Commensal and Pathogenic Biofilms Alter Toll-Like Receptor Signaling in Reconstructed Human Gingiva

• Main Authors: Lin Shang, Dongmei Deng, Jeroen Kees Buskermolen, Sanne Roffel, Marleen Marga Janus, Bastiaan Philip Krom, Wim Crielaard, Susan Gibbs
• Format: Article
• Language: English
• Published: Frontiers Media S.A. 2019-08-01
• Series: Frontiers in Cellular and Infection Microbiology
• Subjects: TLR; gingiva; organotypic 3D culture; innate immunity; biofilm
• Online Access: https://www.frontiersin.org/article/10.3389/fcimb.2019.00282/full

The balance between the host and microbe is pivotal for oral health. A dysbiotic oral microbiome and the subsequent host inflammatory response are causes for the most common dental problems, such as periodontitis and caries. Classically, toll-like receptors (TLRs) are known to play important roles in host-microbe interactions by recognizing pathogens and activating innate immunity. However, emerging evidence suggests that commensals may also exploit TLRs to induce tolerance to the benefit of the host, especially in oral mucosa which is heavily colonized by abundant microbes. How TLRs and downstream signaling events are affected by different oral microbial communities to regulate host responses is still unknown. To compare such human host-microbe interactions in vitro, we exposed a reconstructed human gingiva (RHG) to commensal or pathogenic (gingivitis, cariogenic) multi-species oral biofilms cultured from human saliva. These biofilms contain in vivo like phylogenic numbers and typical bacterial genera. After 24 h biofilm exposure, TLR protein and gene expression of 84 TLR pathway related genes were investigated.
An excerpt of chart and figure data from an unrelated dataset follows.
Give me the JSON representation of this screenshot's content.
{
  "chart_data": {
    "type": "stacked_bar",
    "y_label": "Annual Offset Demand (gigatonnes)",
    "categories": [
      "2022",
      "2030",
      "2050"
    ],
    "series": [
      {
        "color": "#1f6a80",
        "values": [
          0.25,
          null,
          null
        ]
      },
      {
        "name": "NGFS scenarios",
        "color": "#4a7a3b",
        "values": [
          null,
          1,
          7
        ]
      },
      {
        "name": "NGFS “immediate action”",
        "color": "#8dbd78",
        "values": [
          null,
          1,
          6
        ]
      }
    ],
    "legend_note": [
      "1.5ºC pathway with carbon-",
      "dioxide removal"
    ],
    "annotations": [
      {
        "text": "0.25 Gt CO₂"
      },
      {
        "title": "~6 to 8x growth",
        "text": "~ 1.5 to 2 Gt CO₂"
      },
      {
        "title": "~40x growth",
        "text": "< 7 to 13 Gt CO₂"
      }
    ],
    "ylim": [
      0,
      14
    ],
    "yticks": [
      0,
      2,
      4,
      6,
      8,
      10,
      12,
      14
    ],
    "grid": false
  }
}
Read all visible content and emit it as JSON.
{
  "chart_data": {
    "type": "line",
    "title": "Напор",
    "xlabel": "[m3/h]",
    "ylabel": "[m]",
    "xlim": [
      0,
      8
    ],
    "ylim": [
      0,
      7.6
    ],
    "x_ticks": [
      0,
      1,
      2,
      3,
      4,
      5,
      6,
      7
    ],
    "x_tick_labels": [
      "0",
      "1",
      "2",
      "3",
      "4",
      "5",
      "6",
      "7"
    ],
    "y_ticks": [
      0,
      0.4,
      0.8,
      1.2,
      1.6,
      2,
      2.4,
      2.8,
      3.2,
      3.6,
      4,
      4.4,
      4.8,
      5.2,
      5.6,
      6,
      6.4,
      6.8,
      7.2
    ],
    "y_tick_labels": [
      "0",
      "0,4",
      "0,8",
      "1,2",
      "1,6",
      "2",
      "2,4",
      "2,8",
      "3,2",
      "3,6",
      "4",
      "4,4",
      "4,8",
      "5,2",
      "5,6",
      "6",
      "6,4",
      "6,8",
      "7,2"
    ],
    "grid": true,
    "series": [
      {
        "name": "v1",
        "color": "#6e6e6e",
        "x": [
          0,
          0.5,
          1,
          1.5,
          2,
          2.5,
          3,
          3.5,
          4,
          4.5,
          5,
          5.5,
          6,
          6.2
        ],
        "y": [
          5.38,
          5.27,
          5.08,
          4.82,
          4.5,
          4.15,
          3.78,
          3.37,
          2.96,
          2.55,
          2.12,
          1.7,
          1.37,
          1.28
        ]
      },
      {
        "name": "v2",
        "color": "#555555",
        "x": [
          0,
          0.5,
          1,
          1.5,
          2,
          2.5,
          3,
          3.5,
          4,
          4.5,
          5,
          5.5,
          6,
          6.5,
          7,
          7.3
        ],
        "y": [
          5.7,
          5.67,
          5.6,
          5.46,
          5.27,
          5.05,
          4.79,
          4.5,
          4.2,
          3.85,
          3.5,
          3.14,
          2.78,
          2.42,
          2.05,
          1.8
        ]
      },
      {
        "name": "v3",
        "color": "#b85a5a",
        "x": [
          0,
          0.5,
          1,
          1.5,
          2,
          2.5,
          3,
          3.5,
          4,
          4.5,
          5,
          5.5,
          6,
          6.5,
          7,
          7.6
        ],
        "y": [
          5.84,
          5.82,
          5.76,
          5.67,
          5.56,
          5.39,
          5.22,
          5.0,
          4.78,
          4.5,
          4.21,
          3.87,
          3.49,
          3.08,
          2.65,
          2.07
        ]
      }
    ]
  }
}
Commensal and pathogenic biofilms differentially regulated TLR protein expression. Commensal biofilm up-regulated the transcription of a large group of key genes, which are involved in TLR signaling, including TLR7, the MyD88-dependent pathway (CD14, MyD88, TIRAP, TRAF6, IRAKs), MyD88-independent pathway (TAB1, TBK1, IRF3), and their downstream signaling pathways (NF-κB and MAPK pathways). In comparison, gingivitis biofilm activated fewer genes (e.g., TLR4) and cariogenic biofilm suppressed CD14, IRAK4, and IRF3 transcription. Fluorescence in situ hybridization staining showed the rRNA of the topically applied and invaded bacteria, and histology showed that the biofilms had no obvious detrimental effect on RHG morphology. These results show an important role of TLR signaling pathways in regulating host-microbe interactions: when a sterile gingival tissue is exposed to commensals, a strong immune activation occurs which may prime the host against potential challenges in order to maintain oral host-microbe homeostasis. In contrast, pathogenic biofilms stimulate a weaker immune response which might facilitate immune evasion thus enabling pathogens to penetrate undetected into the tissues.